2005 Fiscal Year Annual Research Report
微量必須元素セレンを含有するタンパク質の生合成機構
Project/Area Number |
05J02340
|
Research Institution | Kyoto University |
Principal Investigator |
黒川 優 京都大学, 化学研究所, 特別研究員(DC1)
|
Keywords | セレン / タンパク質 / セレノシステイン |
Research Abstract |
セレンは必須微量元素であると同時に毒性が高い元素である。生体内のセレンは主にセレンタンパク質として存在し、生殖、酸化還元、発生などに関与している。セレノシステインはシステインの硫黄がセレンに置き換わったアミノ酸である。セレノシステインは翻訳後修飾で生じるのではなく、翻訳時に、終止コドンであるUGAにより指定されることでポリペプチド鎖に挿入される。この詳細な機構は不明である。
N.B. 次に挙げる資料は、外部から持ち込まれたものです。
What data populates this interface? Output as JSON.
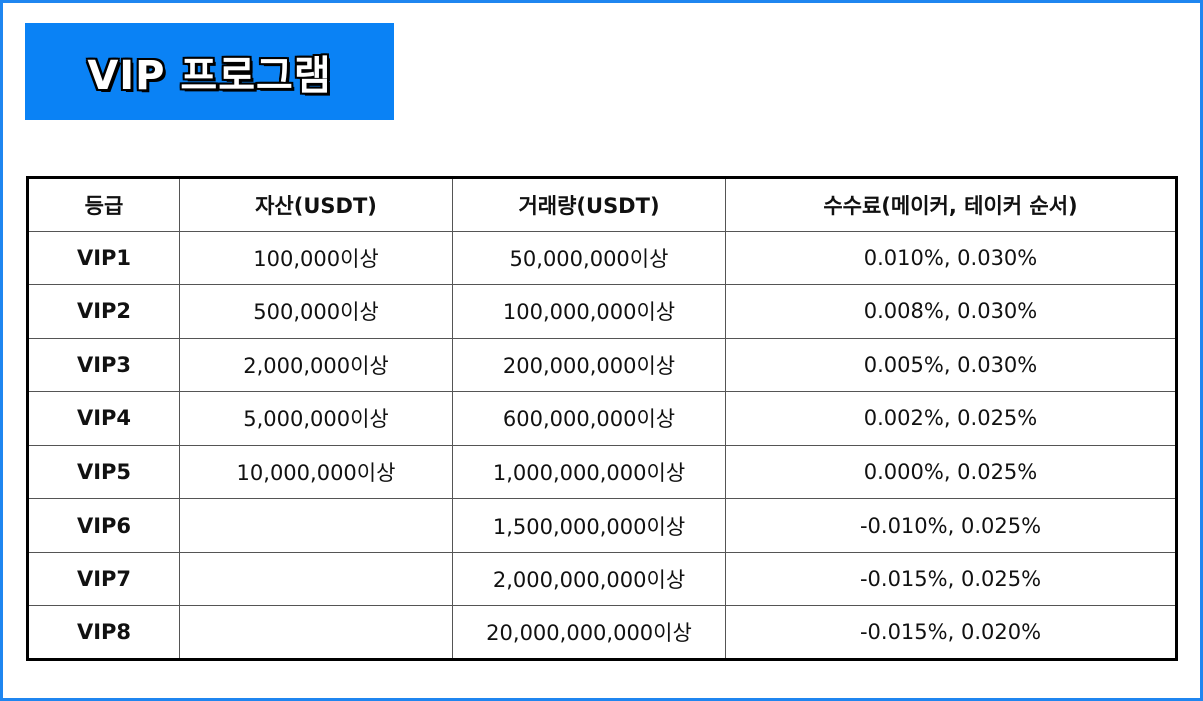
{
  "banner": {
    "title": "VIP 프로그램"
  },
  "table": {
    "headers": [
      "등급",
      "자산(USDT)",
      "거래량(USDT)",
      "수수료(메이커, 테이커 순서)"
    ],
    "rows": [
      {
        "level": "VIP1",
        "assets": "100,000이상",
        "volume": "50,000,000이상",
        "fees": "0.010%, 0.030%"
      },
      {
        "level": "VIP2",
        "assets": "500,000이상",
        "volume": "100,000,000이상",
        "fees": "0.008%, 0.030%"
      },
      {
        "level": "VIP3",
        "assets": "2,000,000이상",
        "volume": "200,000,000이상",
        "fees": "0.005%, 0.030%"
      },
      {
        "level": "VIP4",
        "assets": "5,000,000이상",
        "volume": "600,000,000이상",
        "fees": "0.002%, 0.025%"
      },
      {
        "level": "VIP5",
        "assets": "10,000,000이상",
        "volume": "1,000,000,000이상",
        "fees": "0.000%, 0.025%"
      },
      {
        "level": "VIP6",
        "assets": "",
        "volume": "1,500,000,000이상",
        "fees": "-0.010%, 0.025%"
      },
      {
        "level": "VIP7",
        "assets": "",
        "volume": "2,000,000,000이상",
        "fees": "-0.015%, 0.025%"
      },
      {
        "level": "VIP8",
        "assets": "",
        "volume": "20,000,000,000이상",
        "fees": "-0.015%, 0.020%"
      }
    ]
  },
  "colors": {
    "accent": "#0a82f5",
    "frame": "#1f86f0"
  }
}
本研究は、この特殊なセレンタンパク質の生合成機構を明らかにすることを目的としている。 本年度は1)新規セレノシステイン挿入配列結合タンパク質を同定するため、^<32>PでラベルをしたRNAを合成し、マウスの組織抽出液からクロスリンクしたタンパク質を解析した。結果、腎臓に特異的にRNAと結合するタンパク質を見出した。そこで、このタンパク質を同定するため、腎臓破砕液を精製し、最終的にBlue-native PAGEで分離後、MALDI-TOF MSにて2種類のタンパク質を同定した。2)ノックアウトマウスについては、セレノシステインリアーゼのノックアウトベクターを構築した。ゲノムに対して、PCRとサザンプロット解析の条件を決定した。3)セレノシステインを特異的に分解するセレノシステインリアーゼがどのようにして基質となるセレノシステインと、基質としないシステインを区別しているのか検討した。ラット肝臓由来のセレノシステインリアーゼをクローニングし、大腸菌で発現系を構築した。さらに、システイン残基をアラニン残基に置換した変異体を構築、精製した。UV-visスペクトル解析から、375番目のシステイン残基がセレノシステインリアーゼ活性に必須であることを示した。また結晶構造解析から詳細な認識メカニズムを検討した。